Assume that there exists a common divisor $D^{'}$ of $a$ and $b$ which is larger than $D$.
Then, $M^{'}:=a\cdot\frac{b}{D^{'}}=\frac{a}{D^{'}}\cdot b$ is a positive common multiple of $a$ and $b$.
Then, $0<M^{'}=a\cdot\frac{b}{D^{'}}=\frac{a}{D^{'}}\cdot b<\frac{a\cdot b}{D}=\operatorname{lcm}(a,b)$.
This is a contradiction.
So, $D$ is the greatest common divisor of $a$ and $b$.
So, $\gcd(a, b)\cdot\operatorname{lcm}(a,b)=a\cdot b=|a\cdot b|$.

If $a>0$ and $b<0$, then $\gcd(a, -b)\cdot\operatorname{lcm}(a,-b)=|a\cdot(-b)|=|a\cdot b|$.
Obviously, the set of the common divisors of $a$ and $b$ is equal to the set of the common divisors of $a$ and $-b$.
So, $\gcd(a,b)=\gcd(a,-b)$.
Obviously, the set of the common multiples of $a$ and $b$ is equal to the set of the common multiples of $a$ and $-b$.
So, $\operatorname{lcm}(a,b)=\operatorname{lcm}(a,-b)$.
So, $\gcd(a, b)\cdot\operatorname{lcm}(a,b)=|a\cdot b|$.

If $a<0$ and $b>0$, then, by symmetry, $\gcd(a, b)\cdot\operatorname{lcm}(a,b)=|a\cdot b|$.
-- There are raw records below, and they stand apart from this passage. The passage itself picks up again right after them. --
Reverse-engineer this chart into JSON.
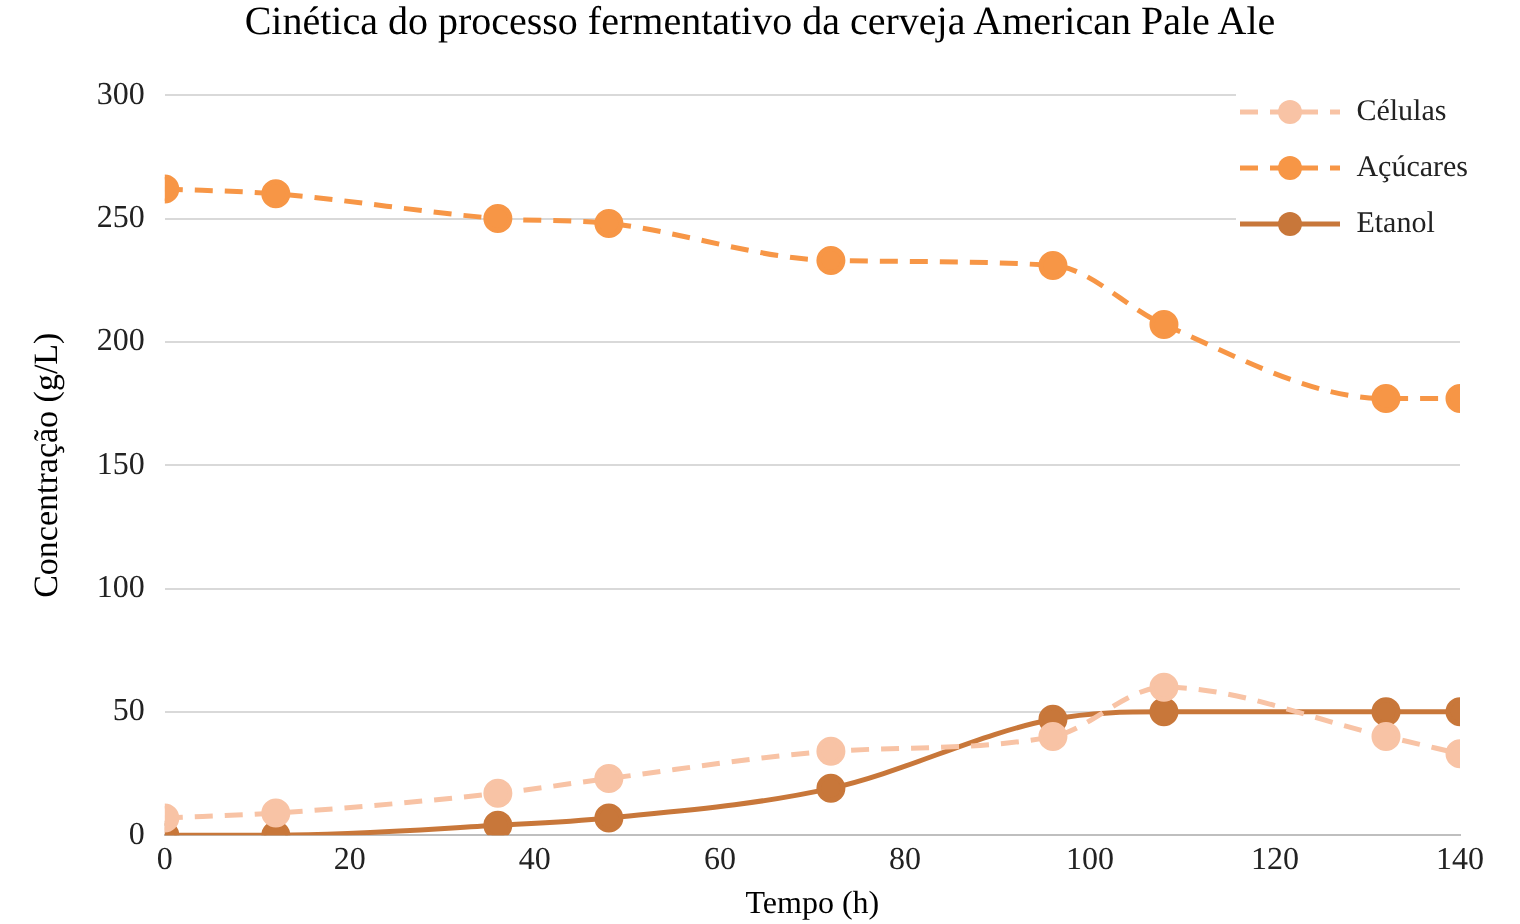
{
  "chart_data": {
    "type": "line",
    "title": "Cinética do processo fermentativo da cerveja American Pale Ale",
    "xlabel": "Tempo (h)",
    "ylabel": "Concentração (g/L)",
    "x": [
      0,
      12,
      36,
      48,
      72,
      96,
      108,
      132,
      140
    ],
    "series": [
      {
        "name": "Células",
        "color": "#f8c3a5",
        "line_style": "dashed",
        "values": [
          7,
          9,
          17,
          23,
          34,
          40,
          60,
          40,
          33
        ]
      },
      {
        "name": "Açúcares",
        "color": "#f79646",
        "line_style": "dashed",
        "values": [
          262,
          260,
          250,
          248,
          233,
          231,
          207,
          177,
          177
        ]
      },
      {
        "name": "Etanol",
        "color": "#c8773a",
        "line_style": "solid",
        "values": [
          0,
          0,
          4,
          7,
          19,
          47,
          50,
          50,
          50
        ]
      }
    ],
    "xlim": [
      0,
      140
    ],
    "xticks": [
      0,
      20,
      40,
      60,
      80,
      100,
      120,
      140
    ],
    "ylim": [
      0,
      300
    ],
    "yticks": [
      0,
      50,
      100,
      150,
      200,
      250,
      300
    ],
    "grid": "y",
    "legend": "top right",
    "marker": "circle"
  }
}
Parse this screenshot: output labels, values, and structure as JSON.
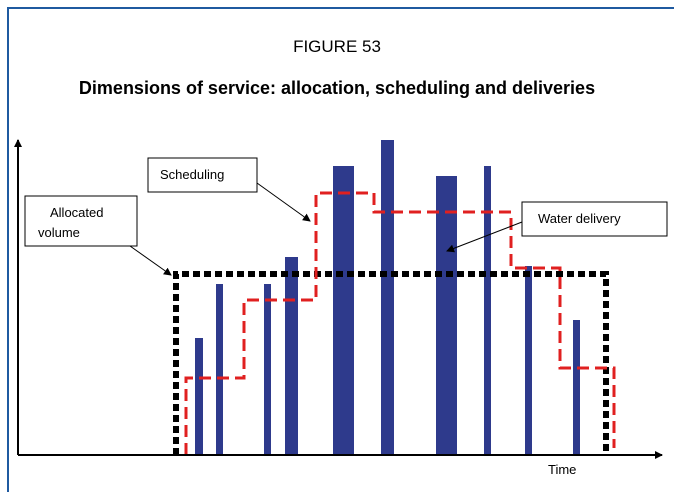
{
  "figure": {
    "label": "FIGURE 53",
    "title": "Dimensions of service: allocation, scheduling and deliveries",
    "annotations": {
      "scheduling": "Scheduling",
      "allocated": [
        "Allocated",
        "volume"
      ],
      "delivery": "Water delivery"
    },
    "x_axis_label": "Time"
  }
}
If $a<0$ and $b<0$, then $\gcd(-a, -b)\cdot\operatorname{lcm}(-a,-b)=|(-a)\cdot(-b)|=|a\cdot b|$.
Obviously, the set of the common divisors of $a$ and $b$ is equal to the set of the common divisors of $-a$ and $-b$.
So, $\gcd(a,b)=\gcd(-a,-b)$.
Obviously, the set of the common multiples of $a$ and $b$ is equal to the set of the common multiples of $-a$ and $-b$.
So, $\operatorname{lcm}(a,b)=\operatorname{lcm}(-a,-b)$.
So, $\gcd(a, b)\cdot\operatorname{lcm}(a,b)=|a\cdot b|$.